For all of the foregoing reasons, I would conclude that the language in the approxi*806mately 60 CBAs guaranteeing retiree health insurance benefits is ambiguous; therefore, I would reverse the district court and remand to the district court for further proceedings to determine the meaning of the CBAs.
. The City objected to the submission of some of the affidavits on hearsay and lack-of-foundation grounds. The district court considered the affidavits with respect to the promissory estoppel claim, but did not use the affidavits in deciding the contract issue. I do not use the affidavits to decide whether the CBAs are ambiguous, but merely to illustrate the history of the dispute before our court.
. The employee health insurance section can be found in the 2004-2006 Duluth Police Local CBA. Few of the other CBA excerpts, if any, contain this section.

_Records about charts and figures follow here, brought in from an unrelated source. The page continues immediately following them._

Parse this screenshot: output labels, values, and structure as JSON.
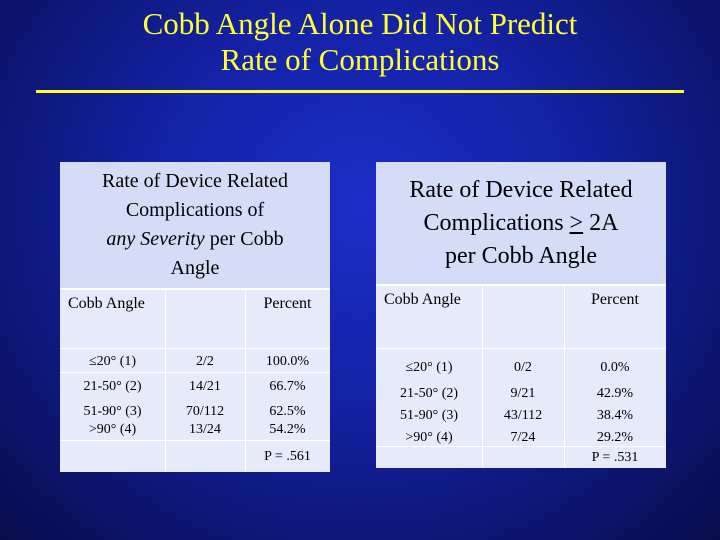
{
  "slide": {
    "title_line1": "Cobb Angle Alone Did Not Predict",
    "title_line2": "Rate of Complications",
    "colors": {
      "title": "#ffff33",
      "background": "#1422a6",
      "header_fill": "#d4dcf8",
      "table_fill": "#e6eafb"
    }
  },
  "left_table": {
    "header_line1": "Rate of Device Related",
    "header_line2": "Complications of",
    "header_line3_italic": "any Severity",
    "header_line3_rest": " per Cobb",
    "header_line4": "Angle",
    "col_label": "Cobb Angle",
    "col_value": "Percent",
    "rows": [
      {
        "angle": "≤20° (1)",
        "ratio": "2/2",
        "percent": "100.0%"
      },
      {
        "angle": "21-50° (2)",
        "ratio": "14/21",
        "percent": "66.7%"
      },
      {
        "angle": "51-90° (3)",
        "ratio": "70/112",
        "percent": "62.5%"
      },
      {
        "angle": ">90° (4)",
        "ratio": "13/24",
        "percent": "54.2%"
      }
    ],
    "p_value": "P = .561"
  },
  "right_table": {
    "header_line1": "Rate of Device Related",
    "header_line2_pre": "Complications ",
    "header_line2_sym": ">",
    "header_line2_post": " 2A",
    "header_line3": "per Cobb Angle",
    "col_label": "Cobb Angle",
    "col_value": "Percent",
    "rows": [
      {
        "angle": "≤20° (1)",
        "ratio": "0/2",
        "percent": "0.0%"
      },
      {
        "angle": "21-50° (2)",
        "ratio": "9/21",
        "percent": "42.9%"
      },
      {
        "angle": "51-90° (3)",
        "ratio": "43/112",
        "percent": "38.4%"
      },
      {
        "angle": ">90° (4)",
        "ratio": "7/24",
        "percent": "29.2%"
      }
    ],
    "p_value": "P = .531"
  }
}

. The majority faults the dissent for not "pointfing] to any specific language” from the CBAs in support of its analysis. But the majority misinterprets the point being made by the dissent. If there was specific language supporting the dissent's argument, language in the CBAs would unambiguously support Savela's interpretation and the CBAs would not be ambiguous. But the dissent was not able to find specific language that supports either the City's or Savela’s interpretation of the CBAs. It is precisely because there is no specific language supporting the positions of the parties that the dissent must look to other *804provisions of the CBAs in search of clarity. In this search, the dissent found no clarity but did find other reasonable interpretations for the term “active employees.”